The crawl ratio is aptly named because when a vehicle is driven using the lowest gear (i.e. first gear), it moves the slowest (i.e. crawl speed) at a given engine rpm, and thus produces the highest output torque (i.e. crawl torque) at the road wheels due to conservation of power.

Since crawl ratio of a vehicle represents the total reduction of the engine speed until the road wheels, it is determined by combining the contributions of different elements on the entire drive train, including transmission and differential, both of which typically introduce a certain amount of speed reduction.

Since a lower crawl ratio (higher gear ratio) implies a larger output torque on the road wheels, it is desirable for vehicles that need to pull large loads, climb steep inclines, or drive over obstacles on the road or terrain, such as rocks, which is sometimes referred to as crawling over the rocks. Therefore, crawl ratios are most often discussed for large SUVs, trucks and off-road vehicles.
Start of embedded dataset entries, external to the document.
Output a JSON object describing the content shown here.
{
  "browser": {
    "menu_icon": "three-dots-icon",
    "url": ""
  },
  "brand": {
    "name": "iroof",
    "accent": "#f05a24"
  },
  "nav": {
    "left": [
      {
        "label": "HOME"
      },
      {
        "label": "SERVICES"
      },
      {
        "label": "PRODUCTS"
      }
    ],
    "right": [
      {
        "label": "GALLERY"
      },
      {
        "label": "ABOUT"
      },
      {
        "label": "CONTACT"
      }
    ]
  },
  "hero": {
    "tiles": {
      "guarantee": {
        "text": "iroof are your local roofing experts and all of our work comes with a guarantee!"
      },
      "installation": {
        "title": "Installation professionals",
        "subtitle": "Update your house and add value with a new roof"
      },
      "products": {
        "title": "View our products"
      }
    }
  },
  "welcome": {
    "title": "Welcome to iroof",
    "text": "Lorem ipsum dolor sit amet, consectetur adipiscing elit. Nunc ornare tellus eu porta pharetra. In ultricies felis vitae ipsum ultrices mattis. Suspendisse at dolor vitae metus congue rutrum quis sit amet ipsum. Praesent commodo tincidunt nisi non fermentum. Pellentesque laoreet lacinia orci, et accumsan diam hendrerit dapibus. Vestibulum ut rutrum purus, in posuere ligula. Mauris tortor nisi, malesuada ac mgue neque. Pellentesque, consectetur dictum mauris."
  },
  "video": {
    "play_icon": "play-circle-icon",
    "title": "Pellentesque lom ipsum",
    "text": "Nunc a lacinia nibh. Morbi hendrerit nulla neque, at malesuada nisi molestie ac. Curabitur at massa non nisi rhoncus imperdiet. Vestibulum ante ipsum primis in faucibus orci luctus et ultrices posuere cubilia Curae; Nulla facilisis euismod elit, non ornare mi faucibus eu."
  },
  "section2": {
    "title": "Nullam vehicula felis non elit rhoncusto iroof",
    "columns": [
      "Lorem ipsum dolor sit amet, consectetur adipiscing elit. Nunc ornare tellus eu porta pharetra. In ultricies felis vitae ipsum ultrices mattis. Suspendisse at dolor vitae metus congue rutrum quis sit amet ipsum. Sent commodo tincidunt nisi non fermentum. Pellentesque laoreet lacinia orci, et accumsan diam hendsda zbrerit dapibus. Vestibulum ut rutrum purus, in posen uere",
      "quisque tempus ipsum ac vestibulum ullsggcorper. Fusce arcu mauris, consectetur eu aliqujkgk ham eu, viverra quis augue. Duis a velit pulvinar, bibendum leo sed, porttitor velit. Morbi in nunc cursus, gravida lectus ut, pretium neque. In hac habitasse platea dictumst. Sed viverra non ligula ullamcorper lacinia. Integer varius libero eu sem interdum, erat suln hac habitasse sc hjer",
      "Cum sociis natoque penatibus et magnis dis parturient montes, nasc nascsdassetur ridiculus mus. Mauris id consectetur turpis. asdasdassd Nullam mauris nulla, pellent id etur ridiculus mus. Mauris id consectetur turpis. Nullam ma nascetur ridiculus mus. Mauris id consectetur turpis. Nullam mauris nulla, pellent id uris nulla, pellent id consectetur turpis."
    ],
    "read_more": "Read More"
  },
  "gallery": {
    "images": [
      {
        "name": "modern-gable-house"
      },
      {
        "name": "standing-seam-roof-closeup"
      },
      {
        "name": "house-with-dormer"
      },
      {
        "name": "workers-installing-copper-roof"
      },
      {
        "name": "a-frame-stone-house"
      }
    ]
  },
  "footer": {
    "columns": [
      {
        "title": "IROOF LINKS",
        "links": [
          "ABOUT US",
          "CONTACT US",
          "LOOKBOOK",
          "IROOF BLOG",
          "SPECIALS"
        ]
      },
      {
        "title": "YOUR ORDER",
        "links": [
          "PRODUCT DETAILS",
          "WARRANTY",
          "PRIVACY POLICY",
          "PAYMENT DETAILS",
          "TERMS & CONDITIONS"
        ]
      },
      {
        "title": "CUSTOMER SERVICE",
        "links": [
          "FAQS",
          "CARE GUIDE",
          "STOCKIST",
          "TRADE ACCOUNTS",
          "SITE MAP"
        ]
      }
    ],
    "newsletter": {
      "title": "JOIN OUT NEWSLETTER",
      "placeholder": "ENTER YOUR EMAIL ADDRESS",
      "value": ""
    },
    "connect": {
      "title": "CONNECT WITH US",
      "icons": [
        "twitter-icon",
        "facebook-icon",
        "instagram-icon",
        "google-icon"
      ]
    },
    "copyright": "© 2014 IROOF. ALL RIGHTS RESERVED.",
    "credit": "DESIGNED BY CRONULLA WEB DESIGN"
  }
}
Note that tire size (or dimensions of the road wheels) does not affect the gear ratio of a vehicle, and thus using a different size tire on the same vehicle does not affect the torque on the road wheels or the crawl ratio. However, for a given engine speed and a gear ratio, the output force on the road wheels decreases as the tire size increases. A lower force in turn decreases the acceleration of rotating wheels. Therefore, the smallest tires that are still big enough to drive over obstacles perform better for a given crawl ratio.

Crawl ratio can vary greatly among vehicles. Crawl ratios in the 60's (i.e. a gear ratio of 60:1) are quite capable; in the 80's, very respectable; in the 110's, impressive; and anything beyond the 130's is usually considered as the point of diminishing returns.